California's deadliest current wildfire gets larger
California's deadliest current wildfire is getting larger, officials warn, despite thousands of firefighters battling it, in what is described as the worst start to the fire season in 10 years, according to a July 30 BBC News report.
"Erratic winds" and dry conditions have caused the Carr fire to grow early on Sunday, July 29, firefighters said.
It is one of eight major wildfires currently burning in the state.
The fire, in the Shasta County in northern California, has killed six people so far, including two children and their great-grandmother. Two firefighters also lost their lives on Thursday. A third firefighter died battling the Ferguson fire, near Yosemite, on Sunday.
The Carr fire, which doubled in size overnight on Friday, July 27 was only 5 percent contained by Sunday morning. It has already burnt more than 48,000 acres (194 sq km) of land and destroyed at least 500 structures, according to the BBC.
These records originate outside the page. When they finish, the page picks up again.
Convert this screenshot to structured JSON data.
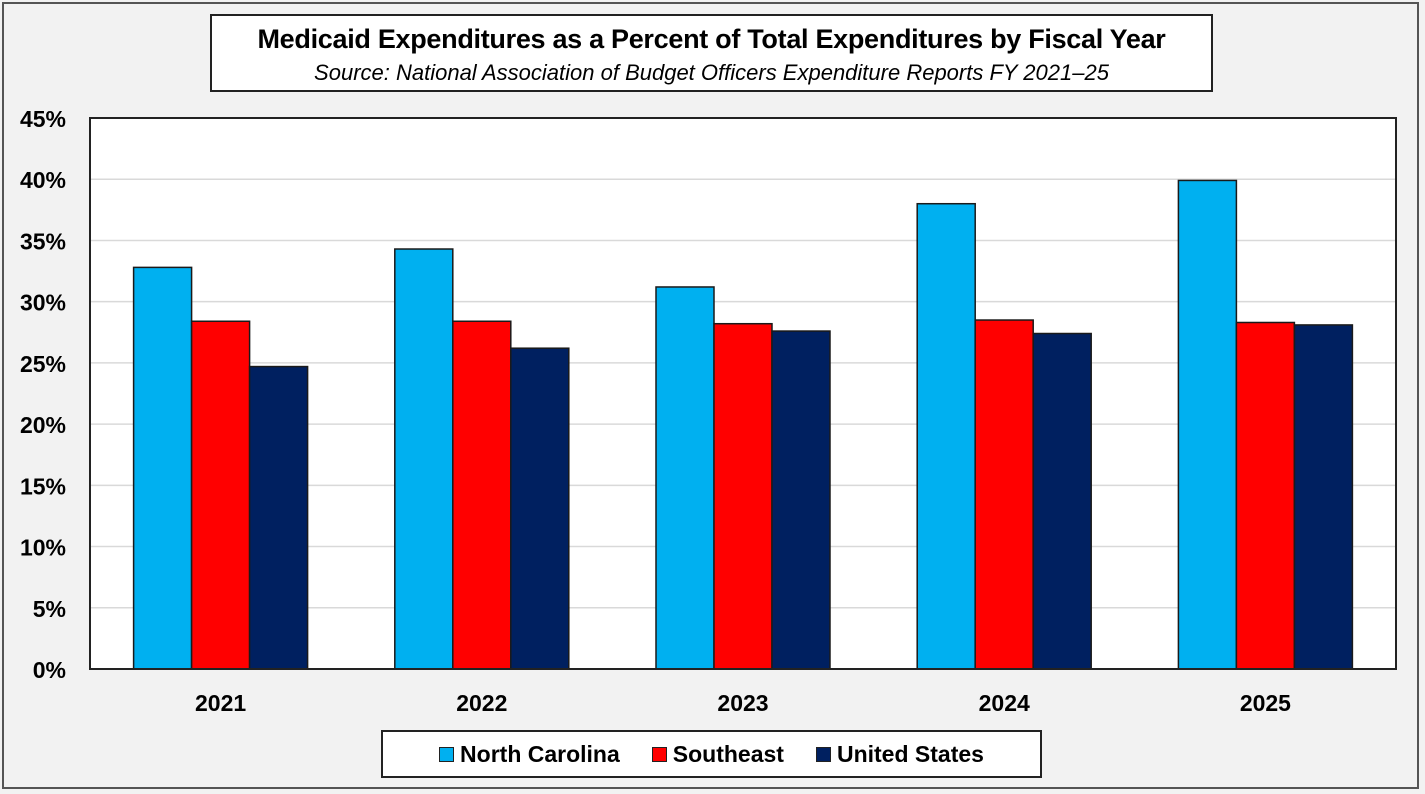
{
  "chart_data": {
    "type": "bar",
    "title": "Medicaid Expenditures as a Percent of Total Expenditures by Fiscal Year",
    "subtitle": "Source: National Association of Budget Officers Expenditure Reports FY 2021–25",
    "xlabel": "",
    "ylabel": "",
    "categories": [
      "2021",
      "2022",
      "2023",
      "2024",
      "2025"
    ],
    "series": [
      {
        "name": "North Carolina",
        "color": "#00b0f0",
        "values": [
          32.8,
          34.3,
          31.2,
          38.0,
          39.9
        ]
      },
      {
        "name": "Southeast",
        "color": "#ff0000",
        "values": [
          28.4,
          28.4,
          28.2,
          28.5,
          28.3
        ]
      },
      {
        "name": "United States",
        "color": "#002060",
        "values": [
          24.7,
          26.2,
          27.6,
          27.4,
          28.1
        ]
      }
    ],
    "ylim": [
      0,
      45
    ],
    "yticks": [
      0,
      5,
      10,
      15,
      20,
      25,
      30,
      35,
      40,
      45
    ],
    "ytick_labels": [
      "0%",
      "5%",
      "10%",
      "15%",
      "20%",
      "25%",
      "30%",
      "35%",
      "40%",
      "45%"
    ],
    "grid": true,
    "legend_position": "bottom"
  }
}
US President Donald Trump has approved federal aid for the counties.
The Carr fire is the largest of eight big fires burning in California, and 90 across the country, according to the National Interagency Fire Center.
There are currently 12,000 firefighters battling the flames across the state, according to the BBC.
Wildfires are a common occurrence in California during the state's long, hot, dry summers.
However, experts say this has been the worst start to the fire season in 10 years - partly due to the 2012-2017 drought that killed off large amounts of vegetation.